[Zambyte]

> Scheme might be different here [...]

Yep, I meant to specify that a subset of your original claim is true for all Lisps, not that your claim was not true for certain ones like CL.

> IMO, the useful definition of homoiconicity is "the domain and codomain of eval are the same type".

I do not think that is a useful definition. Under that definition, any language can be made homoiconic by providing a library with an eval procedure that accepts an AST where nodes in the tree could be non syntax objects, and their value is just accepted as-is for evaluation.

The most useful definition of homoiconic IMO is that the internal representation of the language (the AST) is the same as the external representation of the language (the literal text you write). In that sense, CL and Scheme are equally homoiconic, but Python, C, etc. which you could provide an evaluator for with the same domain and codomain types, are not homoiconic.

[fiddlerwoaroof]

“The most useful definition of homoiconic IMO is that the internal representation of the language (the AST) is the same as the external representation of the language”
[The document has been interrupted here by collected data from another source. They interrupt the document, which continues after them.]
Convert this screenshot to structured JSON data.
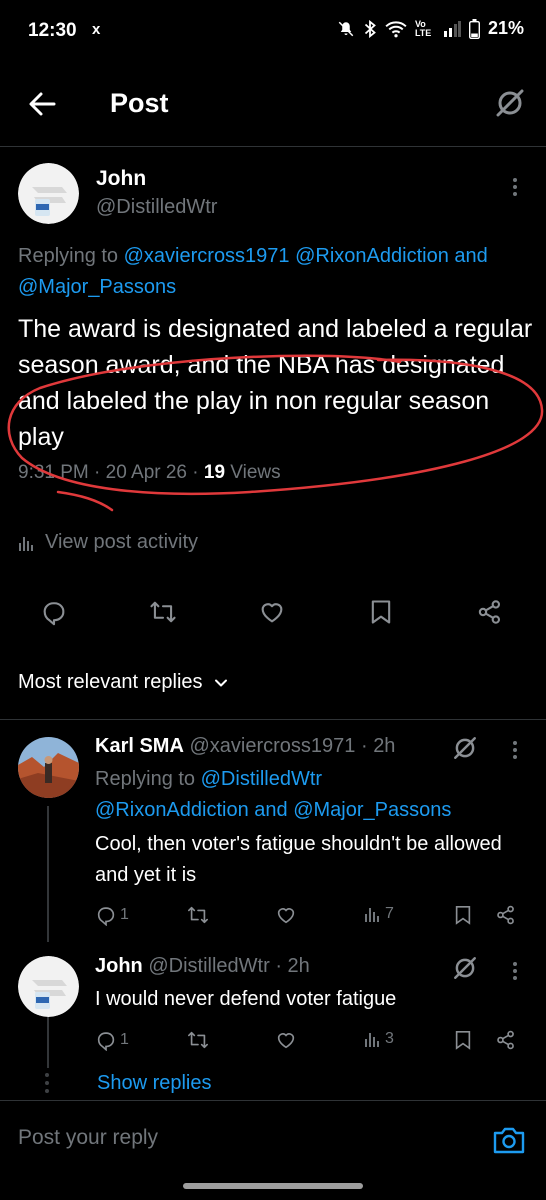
{
  "status_bar": {
    "time": "12:30",
    "notification": "x",
    "battery": "21%",
    "network": "Vo LTE"
  },
  "header": {
    "title": "Post",
    "back_icon": "arrow-left-icon",
    "grok_icon": "grok-icon"
  },
  "main_post": {
    "name": "John",
    "handle": "@DistilledWtr",
    "replying_prefix": "Replying to ",
    "replying_line1_mentions": "@xaviercross1971 @RixonAddiction and",
    "replying_line2_mentions": "@Major_Passons",
    "text": "The award is designated and labeled a regular season award, and the NBA has designated and labeled the play in non regular season play",
    "time": "9:31 PM",
    "separator": " · ",
    "date": "20 Apr 26",
    "views_count": "19",
    "views_label": " Views",
    "view_activity": "View post activity",
    "annotation_color": "#e0393b"
  },
  "actions": [
    "reply-icon",
    "repost-icon",
    "like-icon",
    "bookmark-icon",
    "share-icon"
  ],
  "replies_filter": "Most relevant replies",
  "replies": [
    {
      "name": "Karl SMA",
      "handle": "@xaviercross1971",
      "time": "2h",
      "replying_prefix": "Replying to ",
      "replying_line1": "@DistilledWtr",
      "replying_line2": "@RixonAddiction and @Major_Passons",
      "text": "Cool, then voter's fatigue shouldn't be allowed and yet it is",
      "reply_count": "1",
      "views": "7"
    },
    {
      "name": "John",
      "handle": "@DistilledWtr",
      "time": "2h",
      "text": "I would never defend voter fatigue",
      "reply_count": "1",
      "views": "3"
    }
  ],
  "show_replies": "Show replies",
  "reply_input": {
    "placeholder": "Post your reply"
  },
  "colors": {
    "background": "#000000",
    "accent": "#1d9bf0",
    "muted": "#71767b",
    "text": "#e7e9ea"
  }
}
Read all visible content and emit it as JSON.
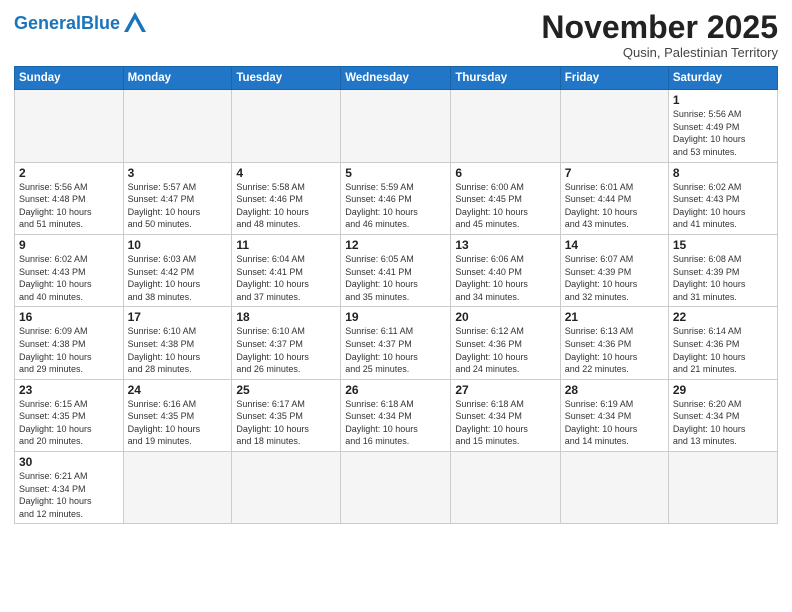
{
  "logo": {
    "text_general": "General",
    "text_blue": "Blue"
  },
  "title": "November 2025",
  "subtitle": "Qusin, Palestinian Territory",
  "days_of_week": [
    "Sunday",
    "Monday",
    "Tuesday",
    "Wednesday",
    "Thursday",
    "Friday",
    "Saturday"
  ],
  "weeks": [
    [
      {
        "day": "",
        "info": ""
      },
      {
        "day": "",
        "info": ""
      },
      {
        "day": "",
        "info": ""
      },
      {
        "day": "",
        "info": ""
      },
      {
        "day": "",
        "info": ""
      },
      {
        "day": "",
        "info": ""
      },
      {
        "day": "1",
        "info": "Sunrise: 5:56 AM\nSunset: 4:49 PM\nDaylight: 10 hours\nand 53 minutes."
      }
    ],
    [
      {
        "day": "2",
        "info": "Sunrise: 5:56 AM\nSunset: 4:48 PM\nDaylight: 10 hours\nand 51 minutes."
      },
      {
        "day": "3",
        "info": "Sunrise: 5:57 AM\nSunset: 4:47 PM\nDaylight: 10 hours\nand 50 minutes."
      },
      {
        "day": "4",
        "info": "Sunrise: 5:58 AM\nSunset: 4:46 PM\nDaylight: 10 hours\nand 48 minutes."
      },
      {
        "day": "5",
        "info": "Sunrise: 5:59 AM\nSunset: 4:46 PM\nDaylight: 10 hours\nand 46 minutes."
      },
      {
        "day": "6",
        "info": "Sunrise: 6:00 AM\nSunset: 4:45 PM\nDaylight: 10 hours\nand 45 minutes."
      },
      {
        "day": "7",
        "info": "Sunrise: 6:01 AM\nSunset: 4:44 PM\nDaylight: 10 hours\nand 43 minutes."
      },
      {
        "day": "8",
        "info": "Sunrise: 6:02 AM\nSunset: 4:43 PM\nDaylight: 10 hours\nand 41 minutes."
      }
    ],
    [
      {
        "day": "9",
        "info": "Sunrise: 6:02 AM\nSunset: 4:43 PM\nDaylight: 10 hours\nand 40 minutes."
      },
      {
        "day": "10",
        "info": "Sunrise: 6:03 AM\nSunset: 4:42 PM\nDaylight: 10 hours\nand 38 minutes."
      },
      {
        "day": "11",
        "info": "Sunrise: 6:04 AM\nSunset: 4:41 PM\nDaylight: 10 hours\nand 37 minutes."
      },
      {
        "day": "12",
        "info": "Sunrise: 6:05 AM\nSunset: 4:41 PM\nDaylight: 10 hours\nand 35 minutes."
      },
      {
        "day": "13",
        "info": "Sunrise: 6:06 AM\nSunset: 4:40 PM\nDaylight: 10 hours\nand 34 minutes."
      },
      {
        "day": "14",
        "info": "Sunrise: 6:07 AM\nSunset: 4:39 PM\nDaylight: 10 hours\nand 32 minutes."
      },
      {
        "day": "15",
        "info": "Sunrise: 6:08 AM\nSunset: 4:39 PM\nDaylight: 10 hours\nand 31 minutes."
      }
    ],
    [
      {
        "day": "16",
        "info": "Sunrise: 6:09 AM\nSunset: 4:38 PM\nDaylight: 10 hours\nand 29 minutes."
      },
      {
        "day": "17",
        "info": "Sunrise: 6:10 AM\nSunset: 4:38 PM\nDaylight: 10 hours\nand 28 minutes."
      },
      {
        "day": "18",
        "info": "Sunrise: 6:10 AM\nSunset: 4:37 PM\nDaylight: 10 hours\nand 26 minutes."
      },
      {
        "day": "19",
        "info": "Sunrise: 6:11 AM\nSunset: 4:37 PM\nDaylight: 10 hours\nand 25 minutes."
      },
      {
        "day": "20",
        "info": "Sunrise: 6:12 AM\nSunset: 4:36 PM\nDaylight: 10 hours\nand 24 minutes."
      },
      {
        "day": "21",
        "info": "Sunrise: 6:13 AM\nSunset: 4:36 PM\nDaylight: 10 hours\nand 22 minutes."
      },
      {
        "day": "22",
        "info": "Sunrise: 6:14 AM\nSunset: 4:36 PM\nDaylight: 10 hours\nand 21 minutes."
      }
    ],
    [
      {
        "day": "23",
        "info": "Sunrise: 6:15 AM\nSunset: 4:35 PM\nDaylight: 10 hours\nand 20 minutes."
      },
      {
        "day": "24",
        "info": "Sunrise: 6:16 AM\nSunset: 4:35 PM\nDaylight: 10 hours\nand 19 minutes."
      },
      {
        "day": "25",
        "info": "Sunrise: 6:17 AM\nSunset: 4:35 PM\nDaylight: 10 hours\nand 18 minutes."
      },
      {
        "day": "26",
        "info": "Sunrise: 6:18 AM\nSunset: 4:34 PM\nDaylight: 10 hours\nand 16 minutes."
      },
      {
        "day": "27",
        "info": "Sunrise: 6:18 AM\nSunset: 4:34 PM\nDaylight: 10 hours\nand 15 minutes."
      },
      {
        "day": "28",
        "info": "Sunrise: 6:19 AM\nSunset: 4:34 PM\nDaylight: 10 hours\nand 14 minutes."
      },
      {
        "day": "29",
        "info": "Sunrise: 6:20 AM\nSunset: 4:34 PM\nDaylight: 10 hours\nand 13 minutes."
      }
    ],
    [
      {
        "day": "30",
        "info": "Sunrise: 6:21 AM\nSunset: 4:34 PM\nDaylight: 10 hours\nand 12 minutes."
      },
      {
        "day": "",
        "info": ""
      },
      {
        "day": "",
        "info": ""
      },
      {
        "day": "",
        "info": ""
      },
      {
        "day": "",
        "info": ""
      },
      {
        "day": "",
        "info": ""
      },
      {
        "day": "",
        "info": ""
      }
    ]
  ]
}
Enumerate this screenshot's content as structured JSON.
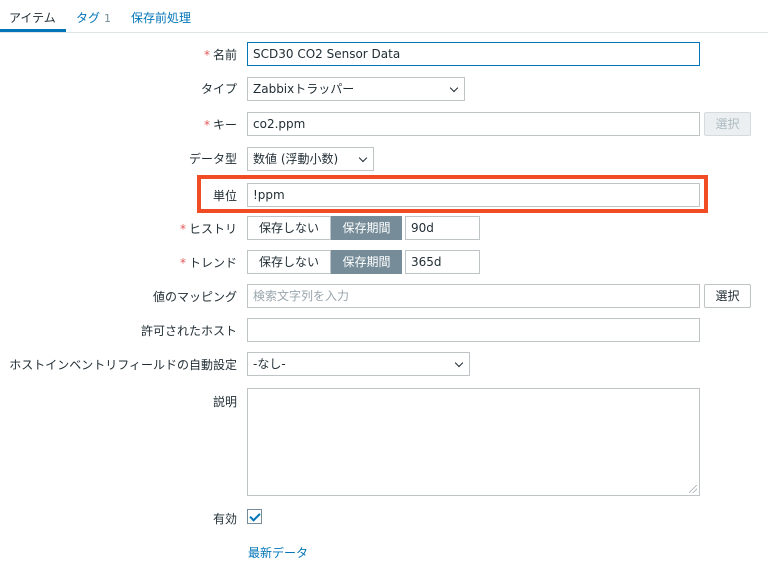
{
  "tabs": [
    {
      "label": "アイテム",
      "active": true
    },
    {
      "label": "タグ",
      "count": "1"
    },
    {
      "label": "保存前処理"
    }
  ],
  "form": {
    "name": {
      "label": "名前",
      "required": "*",
      "value": "SCD30 CO2 Sensor Data"
    },
    "type": {
      "label": "タイプ",
      "value": "Zabbixトラッパー"
    },
    "key": {
      "label": "キー",
      "required": "*",
      "value": "co2.ppm",
      "select_button": "選択"
    },
    "data_type": {
      "label": "データ型",
      "value": "数値 (浮動小数)"
    },
    "units": {
      "label": "単位",
      "value": "!ppm"
    },
    "history": {
      "label": "ヒストリ",
      "required": "*",
      "options": [
        "保存しない",
        "保存期間"
      ],
      "selected": "保存期間",
      "value": "90d"
    },
    "trends": {
      "label": "トレンド",
      "required": "*",
      "options": [
        "保存しない",
        "保存期間"
      ],
      "selected": "保存期間",
      "value": "365d"
    },
    "value_mapping": {
      "label": "値のマッピング",
      "placeholder": "検索文字列を入力",
      "select_button": "選択"
    },
    "allowed_hosts": {
      "label": "許可されたホスト",
      "value": ""
    },
    "inventory": {
      "label": "ホストインベントリフィールドの自動設定",
      "value": "-なし-"
    },
    "description": {
      "label": "説明",
      "value": ""
    },
    "enabled": {
      "label": "有効",
      "checked": true
    },
    "latest_data_link": "最新データ"
  },
  "colors": {
    "accent": "#0275b8",
    "highlight": "#f24c25",
    "required": "#e45959"
  }
}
Except this is never true, unless your AST is a string. And Racket’s internal representation (syntax objects) is much more complicated than what is apparent from the text. So, in my opinion, defining homoiconicity in terms of the textual syntax is basically impossible. (And I’m sympathetic to Shriram Krishnamurthi’s claim that homoiconicity doesn’t mean anything).

The interesting property, in my opinion, is that languages like Common Lisp are not specified in terms of the textual syntax and so the textual representation is irrelevant to the semantics of the program: a visual tool that produces lisp forms is as valid a “syntax” of Common Lisp as the standardized textual representation produced by READ.

[lispm]

> textual representation is irrelevant to the semantics of the program

It's not completely irrelevant, since Common Lisp has the idea of a text-based file with source code and a compilation mode for it (-> COMPILE-FILE).

But generally what you say is true. We see that especially in two places: 1) the Lisp interpreter, which runs non-text s-expressions and 2) special development environments, like Interlisp-D/Medley where a prominent way to edit Lisp code is a structure editor, which manipulates s-expressions in memory.

[kazinator]

"Homoiconic" means that code definitions are stored in the original textual form, or possibly in a tokenized form from which the text is easily recovered. Thus the program's definitions may be edited, without referring to external source code.

Bash is homoiconic because you can type "set" with no arguments, and see all the function definitions in their original syntax (albeit reformatted and without comments). You can copy and paste these definitions, editing them in between.

In Common Lisp, the perhaps little-known ed function supports homoiconicity. Function definitions whose original definitions is available may be edited. (Like Bash's set, ed will serve you up a reformatted function without comments.)

Homoiconicity is mostly stupid and irrelevant, and an earmark of immature, naively implemented languages. A Lisp which compiles every definition that is fed into it, throwing away the original nested lists, cannot support a function like ed, and fails to be homoiconic, yet has all the oft discussed advantages of Lisp.

A feature that is close to homoiconicity that is useful is a REPL with history recall. In a REPL with history recall, we can write definitions. Even if those definitions are compiled, so the language image has no record of the code, the REPL has the original text in memory. So by history recall, we satisfy the use case of the programmer who wants to recall a definition, edit it and replace it. Or some of those use cases. Obviously, a program doesn't come with a REPL history of its definitions; only one that we made in the REPL.